Ik stap uit de Boevenbus en kijk omhoog naar de indrukwekkende gevels van Veenhuizen. De ochtendzon werpt lange schaduwen over de gebouwen met hun kenmerkende opschriften als “Arbeid is Leven” en “Orde en Tucht”. Dit Nederlandse dorp van nauwelijks 900 inwoners verbergt een fascinerende geschiedenis van sociale experimenten en dwangkolonisatie die teruggaat tot 1823. Ik ben hier in het hart van Drenthe om een van Nederland’s meest intrigerende UNESCO-locaties te verkennen – een plek die ondanks haar werelderfgoedstatus verrassend weinig bekend is bij het grote publiek.
Een openluchtmuseum van sociale experimenten
Veenhuizen is geen gewoon dorp. Met meer dan 100 rijksmonumenten op een bevolking van nog geen duizend zielen heeft deze plek een monumentendichtheid die zelfs de Amsterdamse grachtengordel naar de kroon steekt. Mijn gids wijst naar een majestueus wit gebouw.
“Dat is Klein Soestdijk,” vertelt ze, “de directeursvilla uit 1859. Van daaruit werd het hele sociale experiment geleid.” Ik leer dat Veenhuizen ooit een dwangkolonie was, waar landlopers, bedelaars en ‘onmaatschappelijken’ heropgevoed werden door middel van harde arbeid.

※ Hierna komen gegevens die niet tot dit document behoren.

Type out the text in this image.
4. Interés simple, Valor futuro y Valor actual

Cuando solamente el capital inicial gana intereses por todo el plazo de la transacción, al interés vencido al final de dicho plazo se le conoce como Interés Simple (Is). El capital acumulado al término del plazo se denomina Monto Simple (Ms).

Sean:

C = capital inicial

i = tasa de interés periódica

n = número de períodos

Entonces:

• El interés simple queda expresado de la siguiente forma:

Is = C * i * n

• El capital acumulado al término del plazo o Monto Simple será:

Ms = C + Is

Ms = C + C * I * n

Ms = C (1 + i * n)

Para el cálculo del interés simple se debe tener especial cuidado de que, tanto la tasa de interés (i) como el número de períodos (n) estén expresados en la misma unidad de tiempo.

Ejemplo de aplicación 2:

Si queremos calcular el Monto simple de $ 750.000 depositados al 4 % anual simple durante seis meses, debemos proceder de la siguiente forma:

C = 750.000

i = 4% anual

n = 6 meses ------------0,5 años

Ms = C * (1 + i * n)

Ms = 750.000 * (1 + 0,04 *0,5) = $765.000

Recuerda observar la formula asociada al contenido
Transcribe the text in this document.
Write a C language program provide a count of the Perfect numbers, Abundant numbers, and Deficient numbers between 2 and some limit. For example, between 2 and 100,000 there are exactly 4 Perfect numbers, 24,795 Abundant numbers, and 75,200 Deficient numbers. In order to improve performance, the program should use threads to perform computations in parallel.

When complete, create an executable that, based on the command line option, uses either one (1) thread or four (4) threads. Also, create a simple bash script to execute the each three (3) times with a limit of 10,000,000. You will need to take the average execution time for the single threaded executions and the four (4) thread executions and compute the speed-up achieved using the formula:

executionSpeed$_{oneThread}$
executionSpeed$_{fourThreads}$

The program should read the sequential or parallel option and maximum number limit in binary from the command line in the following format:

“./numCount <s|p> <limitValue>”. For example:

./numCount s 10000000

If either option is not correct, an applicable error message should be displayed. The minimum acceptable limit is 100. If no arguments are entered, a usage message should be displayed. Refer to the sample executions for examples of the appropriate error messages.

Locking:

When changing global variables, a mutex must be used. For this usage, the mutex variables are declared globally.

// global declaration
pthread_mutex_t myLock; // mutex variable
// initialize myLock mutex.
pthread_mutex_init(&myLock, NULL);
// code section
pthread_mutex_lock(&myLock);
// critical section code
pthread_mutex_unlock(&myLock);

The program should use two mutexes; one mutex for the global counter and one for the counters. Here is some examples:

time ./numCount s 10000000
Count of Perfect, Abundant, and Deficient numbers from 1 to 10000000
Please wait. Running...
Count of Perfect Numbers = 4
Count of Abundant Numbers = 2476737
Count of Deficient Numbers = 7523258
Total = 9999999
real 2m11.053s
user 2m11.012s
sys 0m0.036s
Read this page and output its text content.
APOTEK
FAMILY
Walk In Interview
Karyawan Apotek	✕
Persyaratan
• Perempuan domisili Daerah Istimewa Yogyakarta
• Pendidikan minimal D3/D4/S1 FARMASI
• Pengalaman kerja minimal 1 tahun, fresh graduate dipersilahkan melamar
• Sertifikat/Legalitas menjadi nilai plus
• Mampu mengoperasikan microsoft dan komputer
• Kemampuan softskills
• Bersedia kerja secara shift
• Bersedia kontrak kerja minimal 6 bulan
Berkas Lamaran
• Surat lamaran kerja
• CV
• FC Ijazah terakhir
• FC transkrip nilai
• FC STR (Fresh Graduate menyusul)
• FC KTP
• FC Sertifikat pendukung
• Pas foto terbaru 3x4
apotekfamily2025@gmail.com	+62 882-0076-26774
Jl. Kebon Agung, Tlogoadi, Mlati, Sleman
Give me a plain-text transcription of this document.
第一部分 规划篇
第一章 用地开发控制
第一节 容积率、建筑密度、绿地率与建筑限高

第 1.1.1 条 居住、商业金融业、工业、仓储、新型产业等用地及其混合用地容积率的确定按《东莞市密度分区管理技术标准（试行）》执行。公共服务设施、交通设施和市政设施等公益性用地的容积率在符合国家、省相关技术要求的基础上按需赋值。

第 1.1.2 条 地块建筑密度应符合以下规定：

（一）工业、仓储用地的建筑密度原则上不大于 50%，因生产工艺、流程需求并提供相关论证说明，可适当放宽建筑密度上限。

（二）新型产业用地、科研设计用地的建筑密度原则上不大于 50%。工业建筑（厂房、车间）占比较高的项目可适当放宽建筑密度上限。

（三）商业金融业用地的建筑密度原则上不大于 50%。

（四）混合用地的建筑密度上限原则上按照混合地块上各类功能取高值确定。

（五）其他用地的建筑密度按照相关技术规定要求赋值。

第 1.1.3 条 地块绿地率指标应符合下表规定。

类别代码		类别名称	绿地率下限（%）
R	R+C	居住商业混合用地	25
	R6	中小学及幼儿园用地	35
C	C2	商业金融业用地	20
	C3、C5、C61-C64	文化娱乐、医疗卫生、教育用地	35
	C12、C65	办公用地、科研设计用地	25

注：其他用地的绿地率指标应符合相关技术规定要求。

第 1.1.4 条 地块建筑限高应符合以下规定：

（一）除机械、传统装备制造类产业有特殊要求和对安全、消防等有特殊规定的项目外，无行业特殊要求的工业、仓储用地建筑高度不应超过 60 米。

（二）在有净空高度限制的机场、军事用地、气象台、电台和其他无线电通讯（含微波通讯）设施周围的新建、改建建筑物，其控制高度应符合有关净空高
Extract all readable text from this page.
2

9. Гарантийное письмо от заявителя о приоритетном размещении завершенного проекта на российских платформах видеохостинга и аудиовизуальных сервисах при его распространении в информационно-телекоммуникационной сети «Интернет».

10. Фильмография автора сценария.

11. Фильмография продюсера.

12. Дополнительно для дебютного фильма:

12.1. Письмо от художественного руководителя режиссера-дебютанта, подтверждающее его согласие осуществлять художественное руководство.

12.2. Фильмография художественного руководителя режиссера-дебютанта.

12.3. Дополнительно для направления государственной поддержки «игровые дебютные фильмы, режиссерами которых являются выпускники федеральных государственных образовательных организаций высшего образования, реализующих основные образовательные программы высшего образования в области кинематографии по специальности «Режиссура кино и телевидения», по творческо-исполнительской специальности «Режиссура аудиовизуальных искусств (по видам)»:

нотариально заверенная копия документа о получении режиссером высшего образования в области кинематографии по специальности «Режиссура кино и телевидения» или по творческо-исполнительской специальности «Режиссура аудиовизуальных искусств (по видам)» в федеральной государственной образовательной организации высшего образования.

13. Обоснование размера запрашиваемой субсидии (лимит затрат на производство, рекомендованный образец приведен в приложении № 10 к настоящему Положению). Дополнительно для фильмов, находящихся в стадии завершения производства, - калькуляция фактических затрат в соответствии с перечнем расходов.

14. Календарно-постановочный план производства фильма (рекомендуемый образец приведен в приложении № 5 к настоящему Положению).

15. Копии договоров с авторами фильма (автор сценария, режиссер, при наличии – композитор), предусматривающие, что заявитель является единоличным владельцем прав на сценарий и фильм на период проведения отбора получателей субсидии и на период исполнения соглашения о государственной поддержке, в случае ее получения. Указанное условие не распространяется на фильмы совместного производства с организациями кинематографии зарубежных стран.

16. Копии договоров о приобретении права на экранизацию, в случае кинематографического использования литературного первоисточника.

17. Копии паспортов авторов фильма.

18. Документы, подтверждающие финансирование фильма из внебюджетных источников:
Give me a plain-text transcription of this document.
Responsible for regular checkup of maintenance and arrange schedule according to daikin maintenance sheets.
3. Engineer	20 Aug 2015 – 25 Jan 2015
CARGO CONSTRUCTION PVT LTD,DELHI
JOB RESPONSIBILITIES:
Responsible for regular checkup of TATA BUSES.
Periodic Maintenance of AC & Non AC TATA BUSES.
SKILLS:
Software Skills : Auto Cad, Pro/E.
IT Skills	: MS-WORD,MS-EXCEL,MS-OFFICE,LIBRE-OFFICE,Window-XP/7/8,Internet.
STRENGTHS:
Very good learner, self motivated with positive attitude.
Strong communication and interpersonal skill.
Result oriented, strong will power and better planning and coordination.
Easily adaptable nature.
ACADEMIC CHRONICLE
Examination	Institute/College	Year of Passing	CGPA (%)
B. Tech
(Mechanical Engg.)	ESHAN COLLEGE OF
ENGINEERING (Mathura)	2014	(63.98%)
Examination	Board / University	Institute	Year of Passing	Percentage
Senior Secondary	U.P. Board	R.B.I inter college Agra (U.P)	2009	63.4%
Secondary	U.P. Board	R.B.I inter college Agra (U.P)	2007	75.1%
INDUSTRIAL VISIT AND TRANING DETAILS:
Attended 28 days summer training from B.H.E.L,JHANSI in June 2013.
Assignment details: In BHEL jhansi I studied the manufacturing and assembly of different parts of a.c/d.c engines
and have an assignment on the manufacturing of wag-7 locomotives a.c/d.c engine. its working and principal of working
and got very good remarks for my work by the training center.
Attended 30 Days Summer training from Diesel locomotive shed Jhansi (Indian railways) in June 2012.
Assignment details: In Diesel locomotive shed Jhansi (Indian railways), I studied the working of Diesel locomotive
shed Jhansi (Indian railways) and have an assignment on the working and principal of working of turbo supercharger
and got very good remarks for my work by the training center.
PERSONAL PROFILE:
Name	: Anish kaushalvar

Wat Veenhuizen werkelijk uniek maakt, is de panoptische gevangenisarchitectuur – een zeldzaam voorbeeld van dit type buiten Engeland. Het panopticon-principe, waarbij gevangenen vanuit één centraal punt geobserveerd konden worden, is hier perfect bewaard gebleven. Dit is waarom architectuurhistorici uit Zutphen met zijn 400 monumenten speciaal hierheen komen.
Het Siberië van Nederland
Terwijl ik door de kaarsrechte lanen loop, besef ik waarom Veenhuizen ooit “het Siberië van Nederland” werd genoemd. De imposante gestichten, arbeiderswoningen en dienstgebouwen vormen samen een perfect bewaard gebleven sociaal-maatschappelijk laboratorium. De koloniegeschiedenis hier is veel dwingender dan in Wilhelminaoord met zijn 945 inwoners, dat deel uitmaakt van dezelfde UNESCO-site.
Veenhuizen onderscheidt zich door haar focus op straf en heropvoeding, waar andere kolonies meer gericht waren op armenzorg. Bij het Gevangenismuseum, gevestigd in één van de originele gestichten, sta ik oog in oog met de realiteit van het leven hier.
“Mensen realiseren zich niet dat we hier wandelen door wat eigenlijk een groot sociaal experiment was. De gebouwen vertellen verhalen die nergens anders in Europa zo compleet bewaard zijn gebleven.”
De monumentale spreuken op de gevels – “Orde en Tucht”, “Werk en Bid”, “Rust Roest” – herinneren aan de strenge disciplinaire filosofie. Deze moraliserende teksten werden dagelijks gelezen door iedereen die hier werkte en woonde.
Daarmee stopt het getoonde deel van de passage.